Was Emily Dickinson lesbian?
Some scholars think so.
Below is a letter that Dickinson sent to her sister-in-law, Susan Gilbert.
It certainly sounds like a letter written by a lesbian.
But is this just an artifact of our being 21st century, post-Freudian readers?
Would the innuendos that, to us, seem to jump off the page, have jumped off the page to a 19th century reader?
If not, would we say that the lesbianism is present, but simply sublimated?
Although barely 150 years have passed, why is it that scholars cannot agree on the implications of this letter?
Is it politics? Homophobia? The shifting nature of language? And if we cannot agree on how this letter would have registered as a message to its first audience (Susan Gilbert), why are we so cocksure that we can readily interpret texts that are far older, such as the plays of Euripides or the Gospel of Mark?
Is a contemporary reading of an old piece of writing more a reading INTO something, rather than a reading OF something?
Or is this just too difficult a question to tackle? Should we just assume that our plain readings of old writings are what their authors would have intended us to have, and leave it at that?
By this reasoning, isn’t it obvious from the letter below that Emily Dickinson was a lesbian, or at least bisexual, and that Susan Gilbert would have read the letter as such?
But was she, really? Are you sure?
Here’s Dickinson’s letter, written June 11, 1852:
I have but one thought, Susie, this afternoon of June, and that of you, and I have one prayer, only; dear Susie, that is for you. That you and I in hand as we e’en do in heart, might ramble away as children, among the woods and fields, and forget these many years, and these sorrowing cares, and each become a child again — I would it were so, Susie, and when I look around me and find myself alone, I sigh for you again; little sigh, and vain sigh, which will not bring you home.

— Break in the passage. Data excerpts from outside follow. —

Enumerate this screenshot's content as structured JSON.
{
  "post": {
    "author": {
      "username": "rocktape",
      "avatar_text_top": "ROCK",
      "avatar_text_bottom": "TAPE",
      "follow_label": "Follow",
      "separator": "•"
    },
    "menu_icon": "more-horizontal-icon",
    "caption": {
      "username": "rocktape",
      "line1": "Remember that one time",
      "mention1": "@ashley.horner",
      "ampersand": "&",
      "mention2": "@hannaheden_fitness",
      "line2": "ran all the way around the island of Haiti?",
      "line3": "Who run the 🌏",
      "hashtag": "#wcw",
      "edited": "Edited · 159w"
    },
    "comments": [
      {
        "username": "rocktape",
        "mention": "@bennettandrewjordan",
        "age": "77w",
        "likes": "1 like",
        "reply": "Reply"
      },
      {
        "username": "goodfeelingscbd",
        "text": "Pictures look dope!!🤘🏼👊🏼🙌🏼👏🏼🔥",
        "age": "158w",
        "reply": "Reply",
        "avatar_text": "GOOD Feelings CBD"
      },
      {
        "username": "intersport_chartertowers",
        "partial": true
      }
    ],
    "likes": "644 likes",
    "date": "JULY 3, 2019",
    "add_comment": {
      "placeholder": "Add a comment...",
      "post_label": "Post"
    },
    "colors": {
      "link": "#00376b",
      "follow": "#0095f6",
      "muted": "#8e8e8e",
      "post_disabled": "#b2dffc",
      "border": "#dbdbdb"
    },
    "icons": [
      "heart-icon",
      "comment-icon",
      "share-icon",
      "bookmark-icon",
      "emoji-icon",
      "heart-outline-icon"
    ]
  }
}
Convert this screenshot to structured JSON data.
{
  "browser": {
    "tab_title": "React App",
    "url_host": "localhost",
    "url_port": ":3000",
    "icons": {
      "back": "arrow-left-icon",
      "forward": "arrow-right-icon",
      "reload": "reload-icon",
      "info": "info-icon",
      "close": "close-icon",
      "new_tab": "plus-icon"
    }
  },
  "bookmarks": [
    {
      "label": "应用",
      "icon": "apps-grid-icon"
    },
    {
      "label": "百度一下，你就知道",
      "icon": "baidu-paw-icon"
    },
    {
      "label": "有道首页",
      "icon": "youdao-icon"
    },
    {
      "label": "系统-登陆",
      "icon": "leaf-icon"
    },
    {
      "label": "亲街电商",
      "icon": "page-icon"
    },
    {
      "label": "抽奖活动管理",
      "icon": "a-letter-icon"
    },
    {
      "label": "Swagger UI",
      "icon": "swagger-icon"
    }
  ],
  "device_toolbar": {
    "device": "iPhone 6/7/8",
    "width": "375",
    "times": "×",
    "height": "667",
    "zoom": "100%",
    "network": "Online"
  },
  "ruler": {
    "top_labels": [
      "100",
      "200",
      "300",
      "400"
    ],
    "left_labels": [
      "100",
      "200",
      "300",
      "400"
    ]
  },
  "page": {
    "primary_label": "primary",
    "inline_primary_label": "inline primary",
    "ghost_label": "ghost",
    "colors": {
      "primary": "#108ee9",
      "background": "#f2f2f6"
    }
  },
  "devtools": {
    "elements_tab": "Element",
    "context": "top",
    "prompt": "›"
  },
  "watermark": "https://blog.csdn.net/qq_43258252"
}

I need you more and more, and the great world grows wider, and dear ones fewer and fewer, every day that you stay away — I miss my biggest heart; my own goes wandering round, and calls for Susie — Friends are too dear to sunder, Oh they are far too few, and how soon they will go away where you and I cannot find them, don’t let us forget these things, for their remembrance now will save us many an anguish when it is too late to love them! Susie, forgive me Darling, for every word I say — my heart is full of you, none other than you is in my thoughts, yet when I seek to say to you something not for the world, words fail me. If you were here — and Oh that you were, my Susie, we need not talk at all, our eyes would whisper for us, and your hand fast in mine, we would not ask for language — I try to bring you nearer, I chase the weeks away till they are quite departed, and fancy you have come, and I am on my way through the green lane to meet you, and my heart goes scampering so, that I have much ado to bring it back again, and learn it to be patient, till that dear Susie comes. Three weeks — they can’t last always, for surely they must go with their little brothers and sisters to their long home in the west!
I shall grow more and more impatient until that dear day comes, for till now, I have only mourned for you; now I begin to hope for you.
Dear Susie, I have tried hard to think what you would love, of something I might send you — I at last say my little Violets, they begged me to let them go, so here they are — and with them as Instructor, a bit of knightly grass, who also begged the favor to accompany them — they are but small, Susie, and I fear not fragrant now, but they will speak to you of warm hearts at home, and of something faithful which “never slumbers nor sleeps” — Keep them ‘neath your pillow, Susie, they will make you dream of blue-skies, and home, and the “blessed contrie”! You and I will have an hour with “Edward” and “Ellen Middleton”, sometime when you get home — we must find out if some things contained therein are true, and if they are, what you and me are coming to!
Now, farewell, Susie, and Vinnie sends her love, and mother her’s, and I add a kiss, shyly, lest there is somebody there! Don’t let them see, will you Susie?